In the absence of evidence of "extreme" overpayment to leaders, Graham said, Tyson Foods' leaders are shielded by Delaware's "business judgment" rule which protects corporate executives from being second-guessed over questionable decisions made in good faith.



Shareholder attorney Stuart Grant said Tyson Foods' board made "no business judgment" when it handed Don Tyson a credit card to cover his travel and entertainment expenses, as part of a consulting contract.



"Boats, booze, women, whatever you need. Enjoy! That's the business judgment they claim to be making," said Grant, a Delaware lawyer who filed the suit.



The Securities and Exchange Commission penalized Tyson Foods and Don Tyson for failing to disclose the compensation arrangements, which have since been changed.



Current Chief Executive Richard Bond and members of the board of directors are also on the roster of defendants in the shareholder lawsuit.



They are accused of standing idle or helping while the Tyson family used Tyson Foods as a "personal piggy bank."



Corporate governance critics suspect the Tyson family has used its majority voting power to steer side deals with Tyson Foods their way in transactions involving everything from waste-water treatment to chicken-breeding research. Those deals put $163 million into the pockets of Tyson family members over a seven-year period, according to the complaint.



The lawsuit also challenges a series of fortuitously timed stock option grants that shareholders say amount to a new form of insider trading, as well as allegedly lush consulting contracts.

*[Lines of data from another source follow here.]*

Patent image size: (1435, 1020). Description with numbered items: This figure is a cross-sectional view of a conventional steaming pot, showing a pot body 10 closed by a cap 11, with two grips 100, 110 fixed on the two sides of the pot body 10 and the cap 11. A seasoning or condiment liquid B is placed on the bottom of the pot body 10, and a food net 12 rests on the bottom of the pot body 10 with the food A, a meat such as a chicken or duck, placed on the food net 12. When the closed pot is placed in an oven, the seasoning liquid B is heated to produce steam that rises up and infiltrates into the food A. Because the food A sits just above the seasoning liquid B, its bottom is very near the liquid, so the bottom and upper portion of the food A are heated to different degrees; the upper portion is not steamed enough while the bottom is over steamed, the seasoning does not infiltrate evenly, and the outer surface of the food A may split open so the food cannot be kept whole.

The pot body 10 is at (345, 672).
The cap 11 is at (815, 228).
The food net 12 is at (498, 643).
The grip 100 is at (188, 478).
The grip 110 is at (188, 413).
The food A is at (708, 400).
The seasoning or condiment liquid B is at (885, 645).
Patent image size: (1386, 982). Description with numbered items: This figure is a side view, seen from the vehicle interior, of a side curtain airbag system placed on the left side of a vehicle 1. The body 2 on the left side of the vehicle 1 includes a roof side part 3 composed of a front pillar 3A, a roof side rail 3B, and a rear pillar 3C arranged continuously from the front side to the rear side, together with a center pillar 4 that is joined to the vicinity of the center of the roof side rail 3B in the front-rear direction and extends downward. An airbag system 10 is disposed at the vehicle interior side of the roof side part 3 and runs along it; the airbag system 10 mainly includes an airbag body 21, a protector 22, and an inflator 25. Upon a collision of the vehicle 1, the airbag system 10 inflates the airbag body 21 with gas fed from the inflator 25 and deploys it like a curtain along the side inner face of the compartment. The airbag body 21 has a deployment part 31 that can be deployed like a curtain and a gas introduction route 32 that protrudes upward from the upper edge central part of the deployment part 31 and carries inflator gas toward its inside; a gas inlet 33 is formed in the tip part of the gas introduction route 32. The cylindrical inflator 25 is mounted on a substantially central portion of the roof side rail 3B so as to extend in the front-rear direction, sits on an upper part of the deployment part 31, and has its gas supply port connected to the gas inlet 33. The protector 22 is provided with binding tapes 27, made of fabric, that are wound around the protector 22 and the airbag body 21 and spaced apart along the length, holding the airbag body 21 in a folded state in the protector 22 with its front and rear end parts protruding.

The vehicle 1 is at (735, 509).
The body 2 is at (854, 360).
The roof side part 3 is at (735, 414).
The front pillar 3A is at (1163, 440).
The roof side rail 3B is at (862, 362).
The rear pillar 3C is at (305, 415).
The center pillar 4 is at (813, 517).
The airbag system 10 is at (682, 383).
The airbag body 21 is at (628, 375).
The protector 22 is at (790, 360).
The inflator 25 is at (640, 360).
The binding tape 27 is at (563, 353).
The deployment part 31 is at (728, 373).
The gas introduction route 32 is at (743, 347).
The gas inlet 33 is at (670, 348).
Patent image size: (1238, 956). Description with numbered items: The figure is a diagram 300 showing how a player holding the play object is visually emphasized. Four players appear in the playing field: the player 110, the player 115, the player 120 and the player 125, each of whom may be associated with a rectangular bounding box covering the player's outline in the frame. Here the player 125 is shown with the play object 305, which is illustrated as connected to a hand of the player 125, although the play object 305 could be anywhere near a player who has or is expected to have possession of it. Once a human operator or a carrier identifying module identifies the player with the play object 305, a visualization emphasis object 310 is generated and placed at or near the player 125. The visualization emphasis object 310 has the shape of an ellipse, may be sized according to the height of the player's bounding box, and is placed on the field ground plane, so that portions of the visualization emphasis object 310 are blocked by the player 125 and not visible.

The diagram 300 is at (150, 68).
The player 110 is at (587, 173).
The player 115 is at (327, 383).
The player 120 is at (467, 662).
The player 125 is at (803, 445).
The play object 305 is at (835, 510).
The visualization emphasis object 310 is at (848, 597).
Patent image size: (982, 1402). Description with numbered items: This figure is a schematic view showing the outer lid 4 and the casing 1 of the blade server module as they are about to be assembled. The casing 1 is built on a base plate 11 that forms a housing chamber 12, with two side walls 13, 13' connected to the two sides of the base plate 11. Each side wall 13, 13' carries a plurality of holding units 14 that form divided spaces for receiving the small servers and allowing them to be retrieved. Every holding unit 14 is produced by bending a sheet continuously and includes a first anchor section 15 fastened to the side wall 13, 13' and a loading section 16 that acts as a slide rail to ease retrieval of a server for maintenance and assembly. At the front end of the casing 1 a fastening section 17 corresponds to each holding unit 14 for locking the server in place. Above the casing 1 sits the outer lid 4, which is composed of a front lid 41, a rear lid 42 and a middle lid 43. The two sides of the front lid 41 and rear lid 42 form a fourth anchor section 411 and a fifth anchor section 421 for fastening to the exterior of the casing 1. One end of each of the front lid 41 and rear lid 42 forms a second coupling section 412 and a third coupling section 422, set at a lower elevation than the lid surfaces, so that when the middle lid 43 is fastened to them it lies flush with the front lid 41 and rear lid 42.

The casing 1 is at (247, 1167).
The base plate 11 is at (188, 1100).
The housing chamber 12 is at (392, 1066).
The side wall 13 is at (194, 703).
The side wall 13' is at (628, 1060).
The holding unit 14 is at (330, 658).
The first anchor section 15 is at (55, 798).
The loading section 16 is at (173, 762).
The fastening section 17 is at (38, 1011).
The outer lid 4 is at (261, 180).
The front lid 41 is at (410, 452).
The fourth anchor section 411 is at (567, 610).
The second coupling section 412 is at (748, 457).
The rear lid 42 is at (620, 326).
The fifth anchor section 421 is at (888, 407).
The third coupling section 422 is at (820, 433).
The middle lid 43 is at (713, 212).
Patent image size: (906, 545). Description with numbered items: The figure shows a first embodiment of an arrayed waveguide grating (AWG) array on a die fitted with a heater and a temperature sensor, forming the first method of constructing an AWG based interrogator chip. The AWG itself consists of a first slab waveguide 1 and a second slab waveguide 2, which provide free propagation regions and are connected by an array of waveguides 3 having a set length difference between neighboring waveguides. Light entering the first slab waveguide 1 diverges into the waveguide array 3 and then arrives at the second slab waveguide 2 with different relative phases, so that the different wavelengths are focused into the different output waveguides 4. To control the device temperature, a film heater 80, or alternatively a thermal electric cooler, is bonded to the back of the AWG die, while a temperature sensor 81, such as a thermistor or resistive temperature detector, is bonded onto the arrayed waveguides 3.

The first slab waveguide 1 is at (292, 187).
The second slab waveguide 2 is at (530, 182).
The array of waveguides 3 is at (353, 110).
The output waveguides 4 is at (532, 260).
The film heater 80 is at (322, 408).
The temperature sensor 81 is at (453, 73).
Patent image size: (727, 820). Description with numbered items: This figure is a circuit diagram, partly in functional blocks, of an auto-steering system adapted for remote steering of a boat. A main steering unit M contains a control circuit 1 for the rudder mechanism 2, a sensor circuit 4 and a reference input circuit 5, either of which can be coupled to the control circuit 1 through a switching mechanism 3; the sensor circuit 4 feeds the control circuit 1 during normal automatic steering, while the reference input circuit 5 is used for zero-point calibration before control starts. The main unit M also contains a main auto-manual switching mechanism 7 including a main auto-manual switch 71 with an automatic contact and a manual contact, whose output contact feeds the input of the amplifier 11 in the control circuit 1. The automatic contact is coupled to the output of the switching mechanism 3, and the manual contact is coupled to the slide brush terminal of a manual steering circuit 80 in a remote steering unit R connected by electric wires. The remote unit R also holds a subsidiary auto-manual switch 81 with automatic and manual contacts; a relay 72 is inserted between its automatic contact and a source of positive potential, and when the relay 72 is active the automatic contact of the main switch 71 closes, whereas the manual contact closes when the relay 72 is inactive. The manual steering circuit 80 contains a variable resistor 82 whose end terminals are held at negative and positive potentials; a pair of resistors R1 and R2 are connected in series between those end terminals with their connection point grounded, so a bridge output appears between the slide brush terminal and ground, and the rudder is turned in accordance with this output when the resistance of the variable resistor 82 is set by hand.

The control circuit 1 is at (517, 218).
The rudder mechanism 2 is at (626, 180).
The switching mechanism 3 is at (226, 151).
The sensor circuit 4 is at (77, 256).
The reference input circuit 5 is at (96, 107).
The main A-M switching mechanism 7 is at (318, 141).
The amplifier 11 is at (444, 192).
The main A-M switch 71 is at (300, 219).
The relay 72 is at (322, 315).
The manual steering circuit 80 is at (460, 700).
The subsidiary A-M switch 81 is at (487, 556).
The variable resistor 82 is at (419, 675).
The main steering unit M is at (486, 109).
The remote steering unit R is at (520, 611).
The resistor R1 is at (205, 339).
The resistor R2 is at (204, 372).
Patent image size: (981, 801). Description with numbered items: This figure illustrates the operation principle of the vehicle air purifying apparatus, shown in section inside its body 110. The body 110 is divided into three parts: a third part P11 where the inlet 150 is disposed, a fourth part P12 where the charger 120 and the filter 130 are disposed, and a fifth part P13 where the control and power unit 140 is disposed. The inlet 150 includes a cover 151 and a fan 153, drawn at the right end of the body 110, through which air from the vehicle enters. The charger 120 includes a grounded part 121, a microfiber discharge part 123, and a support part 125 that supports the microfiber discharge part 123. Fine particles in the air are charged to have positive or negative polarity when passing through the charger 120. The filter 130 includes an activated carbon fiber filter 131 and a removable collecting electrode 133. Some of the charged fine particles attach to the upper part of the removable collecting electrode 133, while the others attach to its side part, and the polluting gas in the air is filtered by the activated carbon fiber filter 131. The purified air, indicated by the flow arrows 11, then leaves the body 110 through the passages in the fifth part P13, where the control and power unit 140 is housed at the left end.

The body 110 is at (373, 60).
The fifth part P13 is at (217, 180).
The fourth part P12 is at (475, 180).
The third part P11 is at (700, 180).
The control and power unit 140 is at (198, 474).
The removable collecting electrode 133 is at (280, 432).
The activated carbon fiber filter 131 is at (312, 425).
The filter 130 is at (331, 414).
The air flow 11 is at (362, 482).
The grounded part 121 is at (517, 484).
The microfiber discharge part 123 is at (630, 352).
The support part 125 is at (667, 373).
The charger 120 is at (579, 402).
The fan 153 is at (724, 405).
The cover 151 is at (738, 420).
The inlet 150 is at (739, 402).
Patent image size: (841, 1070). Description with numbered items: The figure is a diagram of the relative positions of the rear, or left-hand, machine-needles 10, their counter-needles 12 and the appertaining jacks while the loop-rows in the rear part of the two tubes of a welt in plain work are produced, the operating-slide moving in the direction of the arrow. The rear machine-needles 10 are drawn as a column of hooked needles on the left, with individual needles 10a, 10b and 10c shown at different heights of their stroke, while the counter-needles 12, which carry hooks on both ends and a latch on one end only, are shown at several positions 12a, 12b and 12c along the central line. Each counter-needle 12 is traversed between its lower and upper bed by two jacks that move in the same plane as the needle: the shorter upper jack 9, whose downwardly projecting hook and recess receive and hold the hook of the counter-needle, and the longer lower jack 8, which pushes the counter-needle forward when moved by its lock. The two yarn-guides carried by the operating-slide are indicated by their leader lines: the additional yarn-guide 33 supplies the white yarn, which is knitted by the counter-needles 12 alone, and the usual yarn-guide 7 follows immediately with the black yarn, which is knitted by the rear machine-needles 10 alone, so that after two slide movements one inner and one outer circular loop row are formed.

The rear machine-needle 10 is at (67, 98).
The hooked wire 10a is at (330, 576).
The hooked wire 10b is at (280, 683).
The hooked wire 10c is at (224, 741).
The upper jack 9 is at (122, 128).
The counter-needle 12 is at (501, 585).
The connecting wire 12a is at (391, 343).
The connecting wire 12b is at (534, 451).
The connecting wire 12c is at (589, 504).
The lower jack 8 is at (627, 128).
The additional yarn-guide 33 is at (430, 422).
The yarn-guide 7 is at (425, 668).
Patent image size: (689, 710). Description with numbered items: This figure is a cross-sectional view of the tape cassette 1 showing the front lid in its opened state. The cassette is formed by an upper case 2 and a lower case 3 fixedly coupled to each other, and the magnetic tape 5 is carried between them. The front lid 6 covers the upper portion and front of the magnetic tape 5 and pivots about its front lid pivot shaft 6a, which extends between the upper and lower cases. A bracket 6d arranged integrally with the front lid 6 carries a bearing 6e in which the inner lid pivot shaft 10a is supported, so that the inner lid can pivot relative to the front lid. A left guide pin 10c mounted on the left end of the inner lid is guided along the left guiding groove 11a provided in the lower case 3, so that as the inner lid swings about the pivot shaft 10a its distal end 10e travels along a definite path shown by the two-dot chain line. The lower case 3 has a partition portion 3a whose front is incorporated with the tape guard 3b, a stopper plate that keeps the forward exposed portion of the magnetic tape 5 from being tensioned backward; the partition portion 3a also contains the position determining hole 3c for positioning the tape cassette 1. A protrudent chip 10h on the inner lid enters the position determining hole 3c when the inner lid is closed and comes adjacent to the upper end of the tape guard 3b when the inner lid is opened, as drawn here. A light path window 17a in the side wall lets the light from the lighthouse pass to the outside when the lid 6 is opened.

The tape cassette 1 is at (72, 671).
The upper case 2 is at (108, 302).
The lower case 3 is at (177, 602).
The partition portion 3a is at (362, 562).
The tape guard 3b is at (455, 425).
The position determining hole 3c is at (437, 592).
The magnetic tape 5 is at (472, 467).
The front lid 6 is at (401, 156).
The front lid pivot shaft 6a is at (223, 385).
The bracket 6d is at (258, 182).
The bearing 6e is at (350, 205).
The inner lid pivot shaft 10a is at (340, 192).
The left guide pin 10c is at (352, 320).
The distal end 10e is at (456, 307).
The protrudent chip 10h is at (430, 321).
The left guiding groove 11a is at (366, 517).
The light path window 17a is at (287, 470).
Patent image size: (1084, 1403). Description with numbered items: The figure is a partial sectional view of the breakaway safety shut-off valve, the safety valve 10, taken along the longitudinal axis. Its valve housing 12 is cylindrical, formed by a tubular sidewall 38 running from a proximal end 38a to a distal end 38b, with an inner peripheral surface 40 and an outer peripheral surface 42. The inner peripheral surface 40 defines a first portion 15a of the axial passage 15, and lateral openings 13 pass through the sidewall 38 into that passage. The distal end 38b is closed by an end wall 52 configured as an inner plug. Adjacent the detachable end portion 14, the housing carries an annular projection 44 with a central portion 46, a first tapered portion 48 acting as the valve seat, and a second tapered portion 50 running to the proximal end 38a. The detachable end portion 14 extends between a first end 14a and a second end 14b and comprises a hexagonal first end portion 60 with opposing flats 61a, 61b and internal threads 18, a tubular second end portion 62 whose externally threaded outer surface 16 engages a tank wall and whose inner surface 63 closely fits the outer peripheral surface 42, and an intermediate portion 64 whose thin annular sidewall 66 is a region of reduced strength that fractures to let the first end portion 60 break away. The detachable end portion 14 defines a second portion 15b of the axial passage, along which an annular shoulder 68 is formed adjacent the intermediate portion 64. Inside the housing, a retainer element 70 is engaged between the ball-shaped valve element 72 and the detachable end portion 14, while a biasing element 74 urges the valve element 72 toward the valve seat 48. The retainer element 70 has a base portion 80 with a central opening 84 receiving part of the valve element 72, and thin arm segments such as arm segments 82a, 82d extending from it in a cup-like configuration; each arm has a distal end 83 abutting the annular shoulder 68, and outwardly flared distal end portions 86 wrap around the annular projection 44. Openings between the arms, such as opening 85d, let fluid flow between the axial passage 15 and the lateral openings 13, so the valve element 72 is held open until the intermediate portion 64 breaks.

Much of the attention at Wednesday's hearing focused on the allegations about stock option grants in 1999 and 2001, grants shareholders said were timed to make sure profits hooked to information known only to those at the top wind up in the pockets of executives.



"Spring-loading is the term that's used," shareholder attorney Grant said. The term describes the practice of issuing options at a time when the board that approves them knows good news is on the way that will drive the stock price up.



Executives who get the options can exercise them at a strike price that was set by a market unaware information is about to be released that will lift the share price. Shareholders say spring-loading is a way for insiders to capitalize on material inside information, and a breach of fiduciary duty. "The question is, is Delaware going to tolerate it or not?" Grant said. Tyson Foods defense attorney Graham said the option grants were reasonable compensation and within the authority of the board.



It was a point that drew intense questioning from Chancellor Chandler. The top judge of Delaware's corporate law tribunal focused on the purpose behind Tyson Foods' stock option plan.



Were the stock options just a form of compensation, the judge asked, or were they designed to promote better performance by executives?



Either way, Graham said, Tyson Foods' decisions on how to pay executives are protected by the business judgment rule.



Shareholder attorney Grant said Tyson Foods' board abandoned its duty in failing to rein in the ruling family.



"Tyson Foods is all about pigs and chickens, and they also happen to raise swine and poultry," Grant said. "We can't let the chickens claim business judgment when the pigs come to feed at the trough."



-By Peg Brickley, Dow Jones Newswires



online.wsj.com
 

Mike

Well-known member
This judges' decision could have big implications on the corporate world in the USA. It will be interesting to see if it goes to trial and the outcome if it does.